While at the lunar south pole, looking up is just as valuable as looking down.

Radio astronomy is muddied by the constant stream of radio and microwave transmissions from Earth. But the Moon’s mountains and crater rims can provide a shield from such interference. Lunar radio telescopes would have a completely radio-silent environment for studying the emissions of the Sun, other stars, the Milky Way, quasars, and much more. And the insulated environment is ideal for searching for faint signals that may reveal extraterrestrial intelligence. Solar wind studies will also benefit from a position on the Moon, whose lack of a global magnetic field will give scientists a clear view of the electrical fields and particles issuing from the Sun. 

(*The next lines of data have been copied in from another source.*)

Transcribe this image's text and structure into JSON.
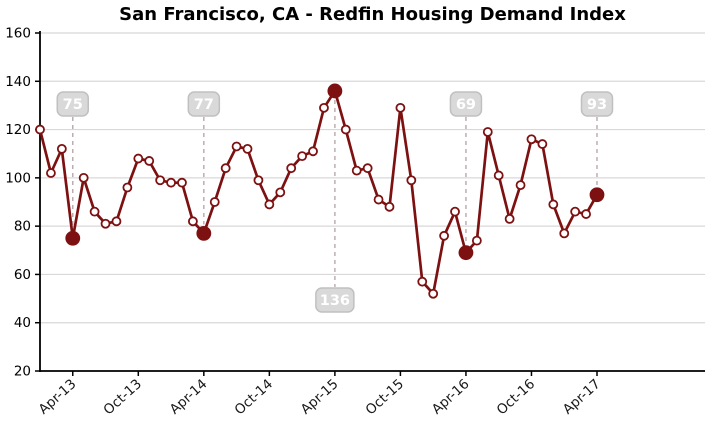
{
  "title": "San Francisco, CA - Redfin Housing Demand Index",
  "chart_data": {
    "type": "line",
    "title": "San Francisco, CA - Redfin Housing Demand Index",
    "xlabel": "",
    "ylabel": "",
    "ylim": [
      20,
      160
    ],
    "y_ticks": [
      20,
      40,
      60,
      80,
      100,
      120,
      140,
      160
    ],
    "grid": "horizontal",
    "legend": "none",
    "x": [
      "Jan-13",
      "Feb-13",
      "Mar-13",
      "Apr-13",
      "May-13",
      "Jun-13",
      "Jul-13",
      "Aug-13",
      "Sep-13",
      "Oct-13",
      "Nov-13",
      "Dec-13",
      "Jan-14",
      "Feb-14",
      "Mar-14",
      "Apr-14",
      "May-14",
      "Jun-14",
      "Jul-14",
      "Aug-14",
      "Sep-14",
      "Oct-14",
      "Nov-14",
      "Dec-14",
      "Jan-15",
      "Feb-15",
      "Mar-15",
      "Apr-15",
      "May-15",
      "Jun-15",
      "Jul-15",
      "Aug-15",
      "Sep-15",
      "Oct-15",
      "Nov-15",
      "Dec-15",
      "Jan-16",
      "Feb-16",
      "Mar-16",
      "Apr-16",
      "May-16",
      "Jun-16",
      "Jul-16",
      "Aug-16",
      "Sep-16",
      "Oct-16",
      "Nov-16",
      "Dec-16",
      "Jan-17",
      "Feb-17",
      "Mar-17",
      "Apr-17"
    ],
    "values": [
      120,
      102,
      112,
      75,
      100,
      86,
      81,
      82,
      96,
      108,
      107,
      99,
      98,
      98,
      82,
      77,
      90,
      104,
      113,
      112,
      99,
      89,
      94,
      104,
      109,
      111,
      129,
      136,
      120,
      103,
      104,
      91,
      88,
      129,
      99,
      57,
      52,
      76,
      86,
      69,
      74,
      119,
      101,
      83,
      97,
      116,
      114,
      89,
      77,
      86,
      85,
      93
    ],
    "x_ticks": [
      {
        "i": 3,
        "label": "Apr-13"
      },
      {
        "i": 9,
        "label": "Oct-13"
      },
      {
        "i": 15,
        "label": "Apr-14"
      },
      {
        "i": 21,
        "label": "Oct-14"
      },
      {
        "i": 27,
        "label": "Apr-15"
      },
      {
        "i": 33,
        "label": "Oct-15"
      },
      {
        "i": 39,
        "label": "Apr-16"
      },
      {
        "i": 45,
        "label": "Oct-16"
      },
      {
        "i": 51,
        "label": "Apr-17"
      }
    ],
    "highlights": [
      {
        "i": 3,
        "label": "75",
        "placement": "above"
      },
      {
        "i": 15,
        "label": "77",
        "placement": "above"
      },
      {
        "i": 27,
        "label": "136",
        "placement": "below"
      },
      {
        "i": 39,
        "label": "69",
        "placement": "above"
      },
      {
        "i": 51,
        "label": "93",
        "placement": "above"
      }
    ],
    "colors": {
      "line": "#7d1111",
      "marker_fill": "#ffffff",
      "highlight_fill": "#7d1111",
      "grid": "#d8d8d8",
      "axis": "#000000",
      "tick_label": "#1a1a1a",
      "callout_bg": "#d9d9d9",
      "callout_border": "#c0c0c0",
      "callout_text": "#ffffff",
      "callout_dash": "#b8a8a8"
    }
  }
}
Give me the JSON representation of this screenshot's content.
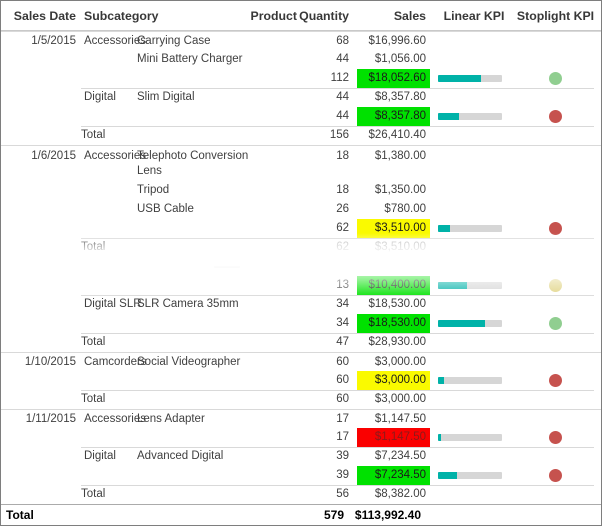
{
  "table": {
    "columns": [
      "Sales Date",
      "Subcategory",
      "Product",
      "Quantity",
      "Sales",
      "Linear KPI",
      "Stoplight KPI"
    ],
    "rows": [
      {
        "type": "detail",
        "date": "1/5/2015",
        "subcategory": "Accessories",
        "product": "Carrying Case",
        "quantity": "68",
        "sales": "$16,996.60",
        "sep": "date"
      },
      {
        "type": "detail",
        "product": "Mini Battery Charger",
        "quantity": "44",
        "sales": "$1,056.00"
      },
      {
        "type": "subtotal",
        "quantity": "112",
        "sales": "$18,052.60",
        "highlight": "green",
        "bar_pct": 67,
        "dot": "green"
      },
      {
        "type": "detail",
        "subcategory": "Digital",
        "product": "Slim Digital",
        "quantity": "44",
        "sales": "$8,357.80",
        "sep": "sub"
      },
      {
        "type": "subtotal",
        "quantity": "44",
        "sales": "$8,357.80",
        "highlight": "green",
        "bar_pct": 33,
        "dot": "red"
      },
      {
        "type": "total",
        "label": "Total",
        "quantity": "156",
        "sales": "$26,410.40",
        "sep": "sub"
      },
      {
        "type": "detail",
        "date": "1/6/2015",
        "subcategory": "Accessories",
        "product": "Telephoto Conversion Lens",
        "quantity": "18",
        "sales": "$1,380.00",
        "sep": "date",
        "tall": true
      },
      {
        "type": "detail",
        "product": "Tripod",
        "quantity": "18",
        "sales": "$1,350.00"
      },
      {
        "type": "detail",
        "product": "USB Cable",
        "quantity": "26",
        "sales": "$780.00"
      },
      {
        "type": "subtotal",
        "quantity": "62",
        "sales": "$3,510.00",
        "highlight": "yellow",
        "bar_pct": 18,
        "dot": "red"
      },
      {
        "type": "total",
        "label": "Total",
        "quantity": "62",
        "sales": "$3,510.00",
        "sep": "sub",
        "faded": true
      },
      {
        "type": "ghost"
      },
      {
        "type": "subtotal",
        "quantity": "13",
        "sales": "$10,400.00",
        "highlight": "green",
        "bar_pct": 45,
        "dot": "yellow"
      },
      {
        "type": "detail",
        "subcategory": "Digital SLR",
        "product": "SLR Camera 35mm",
        "quantity": "34",
        "sales": "$18,530.00",
        "sep": "sub"
      },
      {
        "type": "subtotal",
        "quantity": "34",
        "sales": "$18,530.00",
        "highlight": "green",
        "bar_pct": 73,
        "dot": "green"
      },
      {
        "type": "total",
        "label": "Total",
        "quantity": "47",
        "sales": "$28,930.00",
        "sep": "sub"
      },
      {
        "type": "detail",
        "date": "1/10/2015",
        "subcategory": "Camcorders",
        "product": "Social Videographer",
        "quantity": "60",
        "sales": "$3,000.00",
        "sep": "date"
      },
      {
        "type": "subtotal",
        "quantity": "60",
        "sales": "$3,000.00",
        "highlight": "yellow",
        "bar_pct": 10,
        "dot": "red"
      },
      {
        "type": "total",
        "label": "Total",
        "quantity": "60",
        "sales": "$3,000.00",
        "sep": "sub"
      },
      {
        "type": "detail",
        "date": "1/11/2015",
        "subcategory": "Accessories",
        "product": "Lens Adapter",
        "quantity": "17",
        "sales": "$1,147.50",
        "sep": "date"
      },
      {
        "type": "subtotal",
        "quantity": "17",
        "sales": "$1,147.50",
        "highlight": "red",
        "bar_pct": 5,
        "dot": "red"
      },
      {
        "type": "detail",
        "subcategory": "Digital",
        "product": "Advanced Digital",
        "quantity": "39",
        "sales": "$7,234.50",
        "sep": "sub"
      },
      {
        "type": "subtotal",
        "quantity": "39",
        "sales": "$7,234.50",
        "highlight": "green",
        "bar_pct": 30,
        "dot": "red"
      },
      {
        "type": "total",
        "label": "Total",
        "quantity": "56",
        "sales": "$8,382.00",
        "sep": "sub"
      },
      {
        "type": "grand",
        "label": "Total",
        "quantity": "579",
        "sales": "$113,992.40",
        "sep": "grand"
      }
    ]
  },
  "colors": {
    "highlight_green": "#00e100",
    "highlight_yellow": "#fafa00",
    "highlight_red": "#fa0000",
    "highlight_red_text": "#8b1a1a",
    "bar_fill": "#00b2a8",
    "bar_track": "#d6d6d6",
    "dot_green": "#90ce90",
    "dot_red": "#c6524e",
    "dot_yellow": "#e0d382"
  }
}
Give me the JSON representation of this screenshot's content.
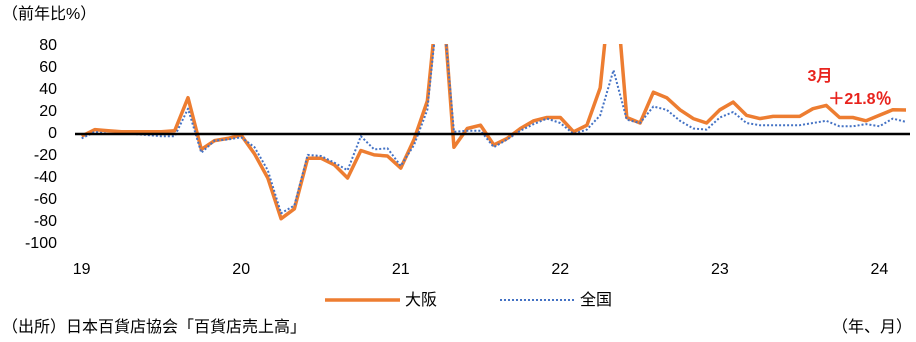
{
  "chart_data": {
    "type": "line",
    "unit_label": "（前年比%）",
    "x": [
      0,
      1,
      2,
      3,
      4,
      5,
      6,
      7,
      8,
      9,
      10,
      11,
      12,
      13,
      14,
      15,
      16,
      17,
      18,
      19,
      20,
      21,
      22,
      23,
      24,
      25,
      26,
      27,
      28,
      29,
      30,
      31,
      32,
      33,
      34,
      35,
      36,
      37,
      38,
      39,
      40,
      41,
      42,
      43,
      44,
      45,
      46,
      47,
      48,
      49,
      50,
      51,
      52,
      53,
      54,
      55,
      56,
      57,
      58,
      59,
      60,
      61,
      62
    ],
    "series": [
      {
        "name": "大阪",
        "color": "#ED7D31",
        "style": "solid",
        "values": [
          -2,
          4,
          3,
          2,
          2,
          2,
          2,
          3,
          33,
          -14,
          -6,
          -4,
          -1,
          -18,
          -40,
          -77,
          -68,
          -22,
          -22,
          -28,
          -40,
          -15,
          -19,
          -20,
          -31,
          -5,
          30,
          150,
          -12,
          5,
          8,
          -10,
          -4,
          5,
          12,
          15,
          15,
          2,
          8,
          42,
          160,
          15,
          10,
          38,
          33,
          22,
          14,
          10,
          22,
          29,
          17,
          14,
          16,
          16,
          16,
          23,
          26,
          15,
          15,
          12,
          17,
          22,
          21.8
        ]
      },
      {
        "name": "全国",
        "color": "#4472C4",
        "style": "dotted",
        "values": [
          -4,
          2,
          0,
          0,
          0,
          -1,
          -2,
          -2,
          23,
          -17,
          -6,
          -5,
          -3,
          -12,
          -33,
          -72,
          -65,
          -19,
          -20,
          -26,
          -33,
          -2,
          -14,
          -13,
          -29,
          -10,
          22,
          140,
          2,
          3,
          3,
          -12,
          -5,
          3,
          9,
          14,
          10,
          0,
          4,
          17,
          58,
          13,
          10,
          25,
          22,
          12,
          5,
          4,
          15,
          20,
          10,
          8,
          8,
          8,
          8,
          10,
          12,
          7,
          7,
          9,
          7,
          14,
          11
        ]
      }
    ],
    "xlim": [
      -0.5,
      62.3
    ],
    "xticks": [
      {
        "value": 0,
        "label": "19"
      },
      {
        "value": 12,
        "label": "20"
      },
      {
        "value": 24,
        "label": "21"
      },
      {
        "value": 36,
        "label": "22"
      },
      {
        "value": 48,
        "label": "23"
      },
      {
        "value": 60,
        "label": "24"
      }
    ],
    "ylim": [
      -100,
      80
    ],
    "yticks": [
      -100,
      -80,
      -60,
      -40,
      -20,
      0,
      20,
      40,
      60,
      80
    ],
    "annotations": [
      "3月",
      "＋21.8％"
    ],
    "source": "（出所）日本百貨店協会「百貨店売上高」",
    "x_label": "（年、月）",
    "legend": "bottom"
  }
}
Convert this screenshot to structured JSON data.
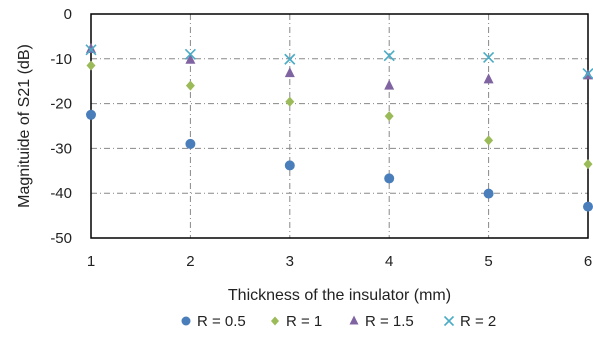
{
  "chart_data": {
    "type": "scatter",
    "xlabel": "Thickness of the insulator (mm)",
    "ylabel": "Magnituide of S21 (dB)",
    "xlim": [
      1,
      6
    ],
    "ylim": [
      -50,
      0
    ],
    "x_ticks": [
      "1",
      "2",
      "3",
      "4",
      "5",
      "6"
    ],
    "y_ticks": [
      "0",
      "-10",
      "-20",
      "-30",
      "-40",
      "-50"
    ],
    "grid": true,
    "legend_position": "bottom",
    "x": [
      1,
      2,
      3,
      4,
      5,
      6
    ],
    "series": [
      {
        "name": "R = 0.5",
        "marker": "circle",
        "color": "#4a7ebb",
        "values": [
          -22.5,
          -29,
          -33.8,
          -36.7,
          -40.1,
          -43
        ]
      },
      {
        "name": "R = 1",
        "marker": "diamond",
        "color": "#9bbb59",
        "values": [
          -11.5,
          -16,
          -19.6,
          -22.8,
          -28.2,
          -33.5
        ]
      },
      {
        "name": "R = 1.5",
        "marker": "triangle",
        "color": "#8064a2",
        "values": [
          -7.8,
          -10.2,
          -13.2,
          -16,
          -14.6,
          -13.7
        ]
      },
      {
        "name": "R = 2",
        "marker": "x",
        "color": "#4bacc6",
        "values": [
          -8,
          -9,
          -10.1,
          -9.3,
          -9.7,
          -13.3
        ]
      }
    ]
  }
}
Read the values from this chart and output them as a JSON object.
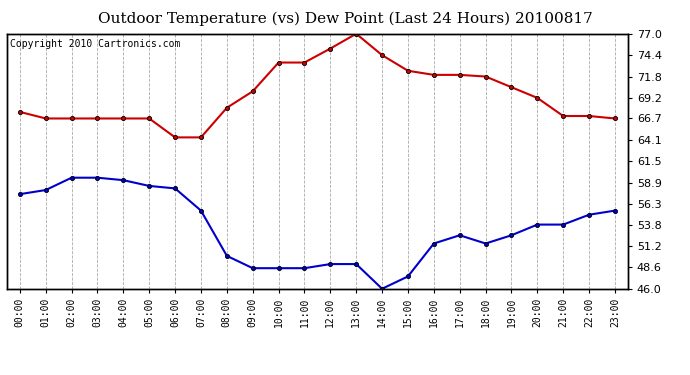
{
  "title": "Outdoor Temperature (vs) Dew Point (Last 24 Hours) 20100817",
  "copyright": "Copyright 2010 Cartronics.com",
  "x_labels": [
    "00:00",
    "01:00",
    "02:00",
    "03:00",
    "04:00",
    "05:00",
    "06:00",
    "07:00",
    "08:00",
    "09:00",
    "10:00",
    "11:00",
    "12:00",
    "13:00",
    "14:00",
    "15:00",
    "16:00",
    "17:00",
    "18:00",
    "19:00",
    "20:00",
    "21:00",
    "22:00",
    "23:00"
  ],
  "temp_data": [
    67.5,
    66.7,
    66.7,
    66.7,
    66.7,
    66.7,
    64.4,
    64.4,
    68.0,
    70.0,
    73.5,
    73.5,
    75.2,
    77.0,
    74.4,
    72.5,
    72.0,
    72.0,
    71.8,
    70.5,
    69.2,
    67.0,
    67.0,
    66.7
  ],
  "dew_data": [
    57.5,
    58.0,
    59.5,
    59.5,
    59.2,
    58.5,
    58.2,
    55.5,
    50.0,
    48.5,
    48.5,
    48.5,
    49.0,
    49.0,
    46.0,
    47.5,
    51.5,
    52.5,
    51.5,
    52.5,
    53.8,
    53.8,
    55.0,
    55.5
  ],
  "temp_color": "#cc0000",
  "dew_color": "#0000cc",
  "y_min": 46.0,
  "y_max": 77.0,
  "y_ticks": [
    46.0,
    48.6,
    51.2,
    53.8,
    56.3,
    58.9,
    61.5,
    64.1,
    66.7,
    69.2,
    71.8,
    74.4,
    77.0
  ],
  "grid_color": "#aaaaaa",
  "bg_color": "#ffffff",
  "plot_bg_color": "#ffffff",
  "title_fontsize": 11,
  "copyright_fontsize": 7,
  "marker": "o",
  "marker_size": 3,
  "line_width": 1.5
}
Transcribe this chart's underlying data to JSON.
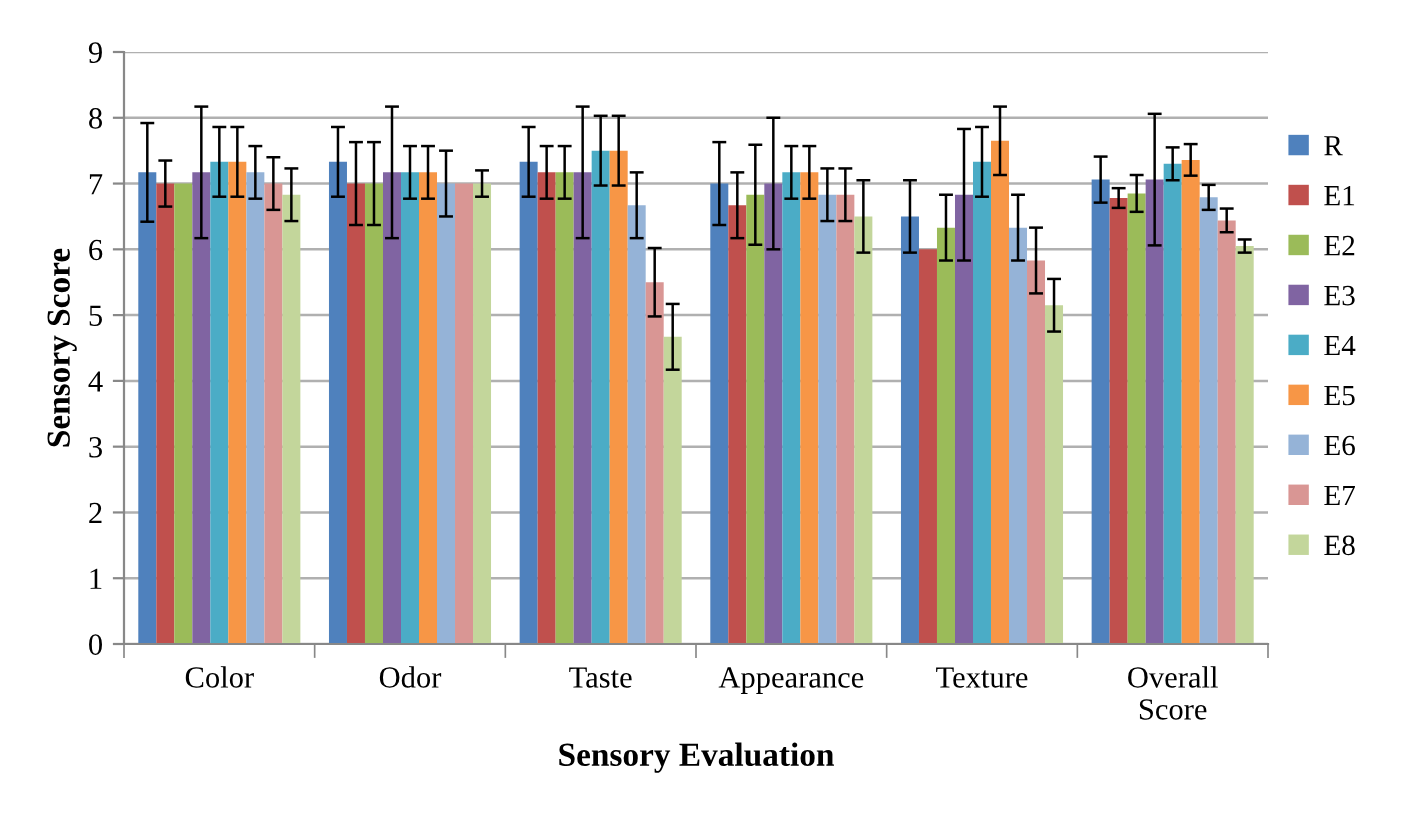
{
  "chart_data": {
    "type": "bar",
    "xlabel": "Sensory Evaluation",
    "ylabel": "Sensory Score",
    "categories": [
      "Color",
      "Odor",
      "Taste",
      "Appearance",
      "Texture",
      "Overall\nScore"
    ],
    "ylim": [
      0,
      9
    ],
    "yticks": [
      0,
      1,
      2,
      3,
      4,
      5,
      6,
      7,
      8,
      9
    ],
    "grid": "y",
    "legend": "right",
    "series": [
      {
        "name": "R",
        "color": "#4f81bd",
        "values": [
          7.17,
          7.33,
          7.33,
          7.0,
          6.5,
          7.06
        ],
        "errors": [
          0.75,
          0.53,
          0.53,
          0.63,
          0.55,
          0.35
        ]
      },
      {
        "name": "E1",
        "color": "#c0504d",
        "values": [
          7.0,
          7.0,
          7.17,
          6.67,
          6.0,
          6.78
        ],
        "errors": [
          0.35,
          0.63,
          0.4,
          0.5,
          null,
          0.15
        ]
      },
      {
        "name": "E2",
        "color": "#9bbb59",
        "values": [
          7.0,
          7.0,
          7.17,
          6.83,
          6.33,
          6.85
        ],
        "errors": [
          null,
          0.63,
          0.4,
          0.76,
          0.5,
          0.28
        ]
      },
      {
        "name": "E3",
        "color": "#8064a2",
        "values": [
          7.17,
          7.17,
          7.17,
          7.0,
          6.83,
          7.06
        ],
        "errors": [
          1.0,
          1.0,
          1.0,
          1.0,
          1.0,
          1.0
        ]
      },
      {
        "name": "E4",
        "color": "#4bacc6",
        "values": [
          7.33,
          7.17,
          7.5,
          7.17,
          7.33,
          7.3
        ],
        "errors": [
          0.53,
          0.4,
          0.53,
          0.4,
          0.53,
          0.25
        ]
      },
      {
        "name": "E5",
        "color": "#f79646",
        "values": [
          7.33,
          7.17,
          7.5,
          7.17,
          7.65,
          7.36
        ],
        "errors": [
          0.53,
          0.4,
          0.53,
          0.4,
          0.52,
          0.24
        ]
      },
      {
        "name": "E6",
        "color": "#95b3d7",
        "values": [
          7.17,
          7.0,
          6.67,
          6.83,
          6.33,
          6.79
        ],
        "errors": [
          0.4,
          0.5,
          0.5,
          0.4,
          0.5,
          0.19
        ]
      },
      {
        "name": "E7",
        "color": "#d99694",
        "values": [
          7.0,
          7.0,
          5.5,
          6.83,
          5.83,
          6.44
        ],
        "errors": [
          0.4,
          null,
          0.52,
          0.4,
          0.5,
          0.18
        ]
      },
      {
        "name": "E8",
        "color": "#c3d69b",
        "values": [
          6.83,
          7.0,
          4.67,
          6.5,
          5.15,
          6.05
        ],
        "errors": [
          0.4,
          0.2,
          0.5,
          0.55,
          0.4,
          0.1
        ]
      }
    ]
  }
}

Additionally, astrophysicists plan to chart Earth’s transmissions from the lunar surface. Some terrestrial radio emissions are artificial, but our planet’s magnetic field has its own “broadcast,” which can be compared to faint emissions from exoplanets orbiting other stars, providing insights into the magnetic fields of these distant worlds — and perhaps even aiding our search for extraterrestrial life. 

In all, the lunar south pole promises to return a wealth of science not achievable before. And with 55 nations working within the Artemis architecture (at the time of this writing), that scientific bonanza has already begun.